Fragmentation et enjeux économiques

Les raisons de ces « tensions» qui se multiplient sont identifiées de longue date. La fragmentation du processus de fabrication et de production des médicaments ces dernières années n’a pu que conduire à une augmentation des risques de rupture. De la fabrication des principes actifs qui a été majoritairement délocalisée en Inde et en Chine jusqu’à la distribution en France en passant par le façonnage qui est régulièrement réalisé aux États-Unis, chaque étape peut être l’objet de défauts de matière première, d’erreurs ou de contaminations entraînant des retards ou de dysfonctionnements techniques. A cette fragmentation nécessairement dangereuse, s’ajoutent des enjeux économiques qui conduisent les industriels à se montrer souvent plus exigeants pour la production des médicaments les plus coûteux (qui peuvent par exemple bénéficier d’interventions prioritaires en cas de problèmes sur une chaine de distribution).

Gestion des problèmes et transparence

La situation n’a pas été ignorée par les pouvoirs publics qui ont mis en place différents dispositifs pour tenter de corriger les facteurs de risque de pénurie. Depuis 2012 notamment, les laboratoires ont accepté de se doter de plans de gestion de pénurie, qui permettent la mise en œuvre de réponses plus rapides en cas de tensions, quelles qu’elles soient. De la même manière, le ministre de la Santé a présenté au début de l’été une série de mesures dont l’objectif est notamment de renforcer la transparence entre les laboratoires, les autorités et le grand public.

Prévenir plutôt que guérir

Cependant, comme les chiffres en témoignent, les efforts engagés n’ont pas permis d’endiguer la progression des pénuries. Aussi, une nouvelle fois, un collectif vingt-six praticiens hospitaliers, signent dans le Journal du Dimanche (JDD) une tribune alertant les pouvoirs publics et surtout les invitant à une action forte, non plus pour gérer les pénuries mais pour les prévenir. Trois mesures s’imposent écrivent les praticiens, qui ont accepté de répondre à l’invitation de l’initiateur de la tribune le professeur Jean-Paul Vernant. D’abord, ils veulent que « soient imposées (…) la constitution et la gestion de stocks de médicaments d’intérêts thérapeutiques majeurs sous forme de produits finis». Ces stocks permettraient en effet de répondre aux situations d’urgences en cas de dysfonctionnements sur une chaîne ou de défaut de certaines matières premières. Les auteurs du texte veulent également que « soit rapatriée en Europe la production des principes actifs », une disposition qui selon eux ne devrait avoir que peu d’impact sur le coût des médicaments.
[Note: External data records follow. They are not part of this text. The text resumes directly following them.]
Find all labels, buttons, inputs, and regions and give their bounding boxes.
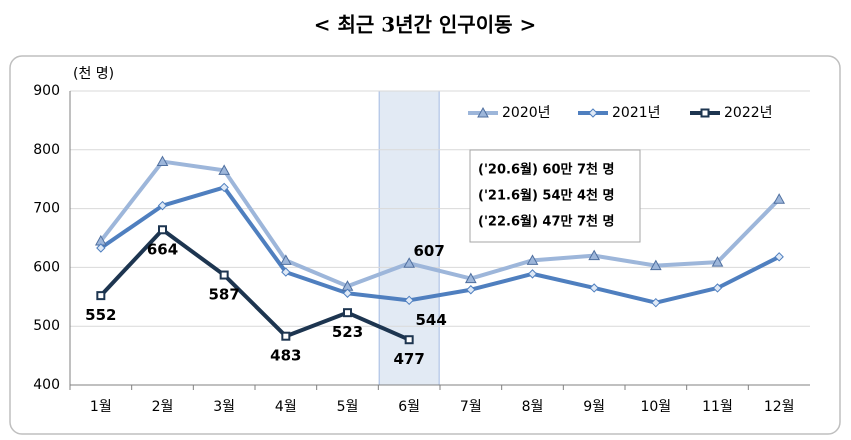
marker	[711, 256, 724, 267]
x-tick-label: 7월	[460, 399, 482, 415]
marker	[651, 297, 661, 308]
series-line	[99, 185, 781, 305]
marker	[343, 308, 352, 318]
marker	[219, 270, 229, 280]
marker	[156, 155, 169, 167]
y-tick-label: 800	[33, 142, 60, 158]
marker	[403, 257, 416, 268]
x-tick-label: 10월	[640, 399, 671, 415]
x-tick-label: 4월	[275, 399, 297, 415]
legend-label: 2021년	[612, 105, 661, 121]
y-tick-label: 400	[33, 377, 60, 393]
y-axis-label: (천 명)	[73, 66, 114, 82]
marker	[774, 252, 784, 262]
data-label: 664	[147, 240, 178, 258]
x-tick-label: 12월	[764, 399, 795, 415]
marker	[157, 200, 168, 211]
y-tick-label: 700	[33, 201, 60, 217]
x-tick-label: 11월	[702, 399, 733, 415]
annotation: ('20.6월) 60만 7천 명	[478, 162, 615, 178]
data-label: 552	[85, 306, 116, 324]
annotation: ('21.6월) 54만 4천 명	[478, 188, 615, 204]
marker	[342, 288, 353, 298]
data-label: 607	[414, 242, 445, 260]
marker	[527, 269, 538, 279]
x-tick-label: 2월	[152, 399, 174, 415]
marker	[773, 193, 786, 204]
x-tick-label: 8월	[522, 399, 544, 415]
data-label: 483	[270, 347, 301, 365]
x-tick-label: 1월	[90, 399, 112, 415]
marker	[588, 108, 598, 118]
chart-title: < 최근 3년간 인구이동 >	[314, 13, 536, 37]
marker	[477, 106, 489, 118]
y-tick-label: 500	[33, 318, 60, 334]
x-tick-label: 6월	[398, 399, 420, 415]
data-label: 587	[209, 286, 240, 304]
x-tick-label: 5월	[337, 399, 359, 415]
x-tick-label: 3월	[213, 399, 235, 415]
marker	[404, 295, 414, 306]
marker	[712, 283, 723, 293]
series-line	[99, 159, 781, 289]
y-tick-label: 600	[33, 259, 60, 275]
marker	[700, 108, 710, 118]
marker	[404, 335, 414, 345]
marker	[96, 291, 106, 301]
marker	[219, 182, 229, 193]
marker	[526, 254, 539, 265]
y-tick-label: 900	[33, 83, 60, 99]
marker	[281, 267, 291, 277]
data-label: 523	[332, 323, 363, 341]
x-tick-label: 9월	[583, 399, 605, 415]
legend-label: 2020년	[502, 105, 551, 121]
marker	[96, 243, 106, 253]
marker	[279, 254, 292, 265]
marker	[218, 164, 231, 175]
data-label: 544	[416, 311, 447, 329]
data-label: 477	[394, 350, 425, 368]
marker	[588, 249, 601, 261]
marker	[158, 225, 167, 235]
marker	[281, 331, 291, 341]
annotation-box	[469, 149, 641, 243]
marker	[464, 272, 477, 284]
marker	[589, 283, 599, 293]
annotation: ('22.6월) 47만 7천 명	[478, 214, 615, 230]
marker	[649, 259, 662, 271]
marker	[466, 285, 476, 295]
legend-label: 2022년	[724, 105, 773, 121]
series-line	[99, 227, 410, 342]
Enfin, ils préconisent que soit créé « un établissement pharmaceutique à but non lucratif, si possible européen, sinon français». Ils invitent à cet égard à réfléchir à une initiative américaine où les médecins de 500 établissements hospitaliers indignés des pénuries toujours plus nombreuses et des augmentations brutales des prix des médicaments (en la matière les enjeux sont assez différents en France) « se sont réunis pour fonder un établissement pharmaceutique (…) produisant des médicaments passés dans le domaine public».
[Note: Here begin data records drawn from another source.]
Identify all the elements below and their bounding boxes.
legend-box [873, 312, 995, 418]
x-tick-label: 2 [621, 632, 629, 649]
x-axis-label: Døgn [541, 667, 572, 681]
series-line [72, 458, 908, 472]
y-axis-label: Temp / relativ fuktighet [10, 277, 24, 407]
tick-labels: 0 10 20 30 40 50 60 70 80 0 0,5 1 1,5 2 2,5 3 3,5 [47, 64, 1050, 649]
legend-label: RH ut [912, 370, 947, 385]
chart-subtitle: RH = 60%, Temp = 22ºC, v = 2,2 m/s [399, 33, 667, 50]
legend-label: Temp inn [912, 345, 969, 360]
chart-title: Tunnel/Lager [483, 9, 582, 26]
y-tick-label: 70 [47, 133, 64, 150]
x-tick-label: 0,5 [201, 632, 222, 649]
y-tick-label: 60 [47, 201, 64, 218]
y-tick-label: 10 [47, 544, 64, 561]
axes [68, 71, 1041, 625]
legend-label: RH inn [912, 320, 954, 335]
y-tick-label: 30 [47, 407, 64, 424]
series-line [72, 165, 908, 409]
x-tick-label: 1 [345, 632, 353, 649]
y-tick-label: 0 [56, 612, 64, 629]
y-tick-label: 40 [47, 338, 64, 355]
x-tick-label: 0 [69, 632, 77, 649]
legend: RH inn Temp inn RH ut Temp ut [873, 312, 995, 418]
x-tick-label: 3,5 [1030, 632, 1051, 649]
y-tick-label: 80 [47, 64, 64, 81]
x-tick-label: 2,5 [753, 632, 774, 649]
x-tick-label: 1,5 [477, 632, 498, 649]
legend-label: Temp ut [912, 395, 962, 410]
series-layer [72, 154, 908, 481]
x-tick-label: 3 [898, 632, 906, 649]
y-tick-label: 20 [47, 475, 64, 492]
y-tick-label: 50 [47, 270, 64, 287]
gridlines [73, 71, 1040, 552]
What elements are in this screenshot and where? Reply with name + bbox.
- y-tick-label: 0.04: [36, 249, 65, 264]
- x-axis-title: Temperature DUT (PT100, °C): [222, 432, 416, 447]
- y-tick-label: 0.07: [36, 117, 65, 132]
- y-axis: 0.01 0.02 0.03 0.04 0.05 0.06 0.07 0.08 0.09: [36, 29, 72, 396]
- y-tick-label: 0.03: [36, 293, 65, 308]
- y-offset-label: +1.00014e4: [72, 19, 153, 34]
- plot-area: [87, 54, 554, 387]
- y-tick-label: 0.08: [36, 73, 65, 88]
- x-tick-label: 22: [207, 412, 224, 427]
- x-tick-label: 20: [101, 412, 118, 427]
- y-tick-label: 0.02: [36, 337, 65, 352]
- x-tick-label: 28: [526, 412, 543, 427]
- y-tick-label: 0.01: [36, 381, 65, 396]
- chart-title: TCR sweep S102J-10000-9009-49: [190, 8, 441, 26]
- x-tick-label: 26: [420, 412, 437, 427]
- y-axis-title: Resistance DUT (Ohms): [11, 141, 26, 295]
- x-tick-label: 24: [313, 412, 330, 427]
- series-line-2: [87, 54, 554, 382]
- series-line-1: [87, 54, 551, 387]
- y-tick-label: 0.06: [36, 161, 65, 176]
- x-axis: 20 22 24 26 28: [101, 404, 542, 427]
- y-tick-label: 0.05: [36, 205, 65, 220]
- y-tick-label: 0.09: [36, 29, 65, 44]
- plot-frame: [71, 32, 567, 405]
Des conséquences trop souvent minimisées ?

Le ministre de la Santé dont les dernières mesures sur le sujet témoignaient d’une certaine frilosité entendra-t-elle cet appel alors qu’une première réunion du comité de pilotage dédié à la pénurie de médicaments est attendue le 5 septembre ? Peut-être se montrera-t-elle plus sensible à la nécessité d’actions plus musclées à mesure que seront publiées des données (encore parcellaires mais en cours de constitution par de nombreuses équipes, notamment en France) sur les conséquences cliniques directes de ces pénuries sur les patients, conséquences parfois minimisées mais qui sont loin d’être rarissimes.